Hinkle, May and Steve Wireback said they experience daily reminders of the victims they helped six years ago. All agreed it has become a part of who they are.

They sympathized with the Aurora first-responders who recently began the painful process of trying to make sense of senseless tragedy.

"How can you make sense of a guy going berserk and doing this kind of thing?" Hinkle asked. "People always say, 'Put it behind you.'

"I don't think you really can."

Wireback said that, in the days after Nickel Mines, the sight of green grass reminded him of the victims he had carried across a recess yard that day.

The students had played ball before Roberts came to the front door with a truck full of ammunition.

"The next day I was thinking about quitting," Wireback said.

May recalls the remnants of what were the five victims' last games.

"The baseball diamond, the bats and the gloves," May said. "It's the devastation of life at such an innocent environment.

"Who would have thought it would happen there?" he continued. "Who would have thought it would happen at a movie theater?"

Hinkle helped save one girl that day. Another girl he cared for passed away.

"I can still see the girls' faces," he said Friday. "You don't forget them."

In the aftermath, all three handled their grief differently.

Wireback took advantage of the Lancaster EMS employee assistance program, which provided counseling, and he relied on peer advice.

Hinkle said he kept a lot of emotions inside and leaned on his family for support.

May said he became even more protective of his kids.

Meeting with the surviving victims, they said, provided some solace.

Wireback helped 11-year-old Barbie Fisher, who lost her older sister, Marian, that day. Sometime later, Wireback met with the Fisher family.

"I asked 'Do you remember me?'" Wireback recalled of meeting Barbie. "It was a steppingstone in the process."

Wireback also delivered a message to John Fisher, the girls' father.

"I just want you to know we did all we could," Wireback told the man. Mr. Fisher responded with concern for Wireback's well-being.
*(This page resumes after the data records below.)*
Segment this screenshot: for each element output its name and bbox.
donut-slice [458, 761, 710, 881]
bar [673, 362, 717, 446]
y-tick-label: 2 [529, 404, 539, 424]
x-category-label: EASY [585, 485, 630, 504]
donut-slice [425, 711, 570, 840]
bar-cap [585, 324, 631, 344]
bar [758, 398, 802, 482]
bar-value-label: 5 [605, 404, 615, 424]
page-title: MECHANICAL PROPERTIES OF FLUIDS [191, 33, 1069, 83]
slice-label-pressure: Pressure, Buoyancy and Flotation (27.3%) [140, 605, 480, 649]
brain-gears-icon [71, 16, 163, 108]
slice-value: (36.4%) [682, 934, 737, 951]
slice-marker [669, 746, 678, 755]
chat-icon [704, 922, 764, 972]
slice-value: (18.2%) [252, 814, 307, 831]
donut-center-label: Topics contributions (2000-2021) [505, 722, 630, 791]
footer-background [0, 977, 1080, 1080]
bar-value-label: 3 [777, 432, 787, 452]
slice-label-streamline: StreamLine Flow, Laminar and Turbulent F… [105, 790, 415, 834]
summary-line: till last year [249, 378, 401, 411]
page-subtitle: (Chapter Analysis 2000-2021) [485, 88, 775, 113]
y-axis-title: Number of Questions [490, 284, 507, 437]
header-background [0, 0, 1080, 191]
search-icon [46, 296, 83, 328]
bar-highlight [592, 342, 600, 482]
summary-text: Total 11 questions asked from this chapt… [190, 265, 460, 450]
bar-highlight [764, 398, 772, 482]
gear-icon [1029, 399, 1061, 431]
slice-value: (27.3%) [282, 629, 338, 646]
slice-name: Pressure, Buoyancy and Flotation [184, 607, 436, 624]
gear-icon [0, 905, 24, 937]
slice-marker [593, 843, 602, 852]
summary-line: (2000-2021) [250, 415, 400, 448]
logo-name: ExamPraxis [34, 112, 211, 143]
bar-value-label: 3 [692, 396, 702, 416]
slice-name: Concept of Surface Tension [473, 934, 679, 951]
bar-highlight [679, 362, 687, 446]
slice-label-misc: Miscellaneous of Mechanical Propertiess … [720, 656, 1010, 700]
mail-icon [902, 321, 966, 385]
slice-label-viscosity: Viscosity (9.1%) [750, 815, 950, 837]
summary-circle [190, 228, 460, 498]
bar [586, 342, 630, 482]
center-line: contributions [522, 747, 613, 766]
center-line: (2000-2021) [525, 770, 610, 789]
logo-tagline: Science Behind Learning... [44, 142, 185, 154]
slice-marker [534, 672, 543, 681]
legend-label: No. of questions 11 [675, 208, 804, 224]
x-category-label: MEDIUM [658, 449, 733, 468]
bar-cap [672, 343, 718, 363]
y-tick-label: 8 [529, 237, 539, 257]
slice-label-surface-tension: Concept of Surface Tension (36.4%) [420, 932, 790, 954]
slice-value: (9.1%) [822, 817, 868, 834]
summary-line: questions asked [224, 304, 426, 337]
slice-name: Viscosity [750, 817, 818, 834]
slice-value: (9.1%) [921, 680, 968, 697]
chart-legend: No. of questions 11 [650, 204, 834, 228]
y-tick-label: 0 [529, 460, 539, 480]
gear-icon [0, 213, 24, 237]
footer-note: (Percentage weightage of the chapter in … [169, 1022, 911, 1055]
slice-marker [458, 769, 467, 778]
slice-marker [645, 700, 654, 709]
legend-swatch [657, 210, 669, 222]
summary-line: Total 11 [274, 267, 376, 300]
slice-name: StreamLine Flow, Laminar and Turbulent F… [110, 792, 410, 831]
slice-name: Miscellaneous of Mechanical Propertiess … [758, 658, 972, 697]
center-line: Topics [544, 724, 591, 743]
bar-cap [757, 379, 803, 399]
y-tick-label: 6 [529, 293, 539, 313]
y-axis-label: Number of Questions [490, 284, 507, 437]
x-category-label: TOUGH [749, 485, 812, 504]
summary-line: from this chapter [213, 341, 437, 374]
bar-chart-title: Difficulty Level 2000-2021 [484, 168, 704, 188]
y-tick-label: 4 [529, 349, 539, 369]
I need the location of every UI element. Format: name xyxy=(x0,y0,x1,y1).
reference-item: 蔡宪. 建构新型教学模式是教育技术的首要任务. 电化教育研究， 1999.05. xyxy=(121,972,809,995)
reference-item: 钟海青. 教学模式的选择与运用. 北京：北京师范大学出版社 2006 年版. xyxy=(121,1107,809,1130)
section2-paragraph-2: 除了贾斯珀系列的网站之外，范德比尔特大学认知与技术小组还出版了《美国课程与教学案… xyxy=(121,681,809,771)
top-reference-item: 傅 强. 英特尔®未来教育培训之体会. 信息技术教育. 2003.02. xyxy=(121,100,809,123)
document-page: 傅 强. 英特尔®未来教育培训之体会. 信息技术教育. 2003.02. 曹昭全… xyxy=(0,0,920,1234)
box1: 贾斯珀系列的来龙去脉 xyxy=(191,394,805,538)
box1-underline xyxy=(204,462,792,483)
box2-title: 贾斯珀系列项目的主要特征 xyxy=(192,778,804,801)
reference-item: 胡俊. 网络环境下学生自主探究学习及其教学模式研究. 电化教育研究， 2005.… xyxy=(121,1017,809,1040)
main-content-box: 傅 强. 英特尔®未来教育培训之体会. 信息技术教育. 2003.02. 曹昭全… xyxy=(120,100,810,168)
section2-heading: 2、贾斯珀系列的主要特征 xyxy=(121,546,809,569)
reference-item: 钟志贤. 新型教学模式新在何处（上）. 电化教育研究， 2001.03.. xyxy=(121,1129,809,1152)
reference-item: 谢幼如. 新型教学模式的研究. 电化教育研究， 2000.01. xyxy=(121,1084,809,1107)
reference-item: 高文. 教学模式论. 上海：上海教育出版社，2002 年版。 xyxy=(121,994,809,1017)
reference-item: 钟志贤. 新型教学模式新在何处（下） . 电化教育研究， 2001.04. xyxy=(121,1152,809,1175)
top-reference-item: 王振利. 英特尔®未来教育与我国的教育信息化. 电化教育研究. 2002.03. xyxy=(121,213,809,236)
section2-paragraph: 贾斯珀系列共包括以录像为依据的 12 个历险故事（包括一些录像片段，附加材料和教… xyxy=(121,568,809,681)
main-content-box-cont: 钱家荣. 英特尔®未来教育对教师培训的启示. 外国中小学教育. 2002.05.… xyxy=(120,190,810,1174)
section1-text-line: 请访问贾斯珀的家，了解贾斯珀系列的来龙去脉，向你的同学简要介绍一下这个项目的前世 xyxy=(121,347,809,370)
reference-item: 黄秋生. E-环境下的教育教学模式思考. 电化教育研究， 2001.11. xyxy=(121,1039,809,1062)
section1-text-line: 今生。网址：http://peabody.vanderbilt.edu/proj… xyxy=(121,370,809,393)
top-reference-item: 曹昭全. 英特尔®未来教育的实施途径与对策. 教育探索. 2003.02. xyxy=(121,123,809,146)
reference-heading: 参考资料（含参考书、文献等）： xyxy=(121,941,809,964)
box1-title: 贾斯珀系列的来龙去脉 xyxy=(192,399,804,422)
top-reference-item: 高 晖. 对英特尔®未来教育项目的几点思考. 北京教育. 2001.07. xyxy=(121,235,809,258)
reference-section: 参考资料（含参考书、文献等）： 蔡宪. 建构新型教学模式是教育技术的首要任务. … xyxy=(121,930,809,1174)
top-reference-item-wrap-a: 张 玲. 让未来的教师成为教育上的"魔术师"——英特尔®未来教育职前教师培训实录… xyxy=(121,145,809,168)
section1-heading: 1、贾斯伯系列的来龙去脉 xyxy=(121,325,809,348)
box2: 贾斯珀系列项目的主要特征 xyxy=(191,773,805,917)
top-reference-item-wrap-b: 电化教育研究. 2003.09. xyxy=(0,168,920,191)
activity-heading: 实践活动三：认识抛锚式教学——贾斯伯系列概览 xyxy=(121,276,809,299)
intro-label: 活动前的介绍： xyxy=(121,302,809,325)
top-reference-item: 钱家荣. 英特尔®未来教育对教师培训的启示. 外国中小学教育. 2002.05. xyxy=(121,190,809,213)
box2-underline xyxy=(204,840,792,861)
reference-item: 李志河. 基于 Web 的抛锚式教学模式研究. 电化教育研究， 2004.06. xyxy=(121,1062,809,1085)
Hinkle had a reunion with a different girl, whom he preferred not to name.

"She was a pretty, pleasant little girl," he said with a smile. "It was good for both of us."

The local team said reunions with the survivors will only help the first-responders in Aurora.

The riddle of why such senseless violence took place, however, likely will remain.

"You're talking kids here. They didn't do anything to anybody," Wireback said, noting that several of the Aurora victims were children. "They were just trying to learn."

May said: "Who would ever assume you can't send your child to school or a movie theater?"

As the news broke last week of what happened in Aurora, the local crew said their initial thoughts were of their comrades many miles away.

"I hope those guys in Colorado get through it OK," Wireback said. "I'm sure they will."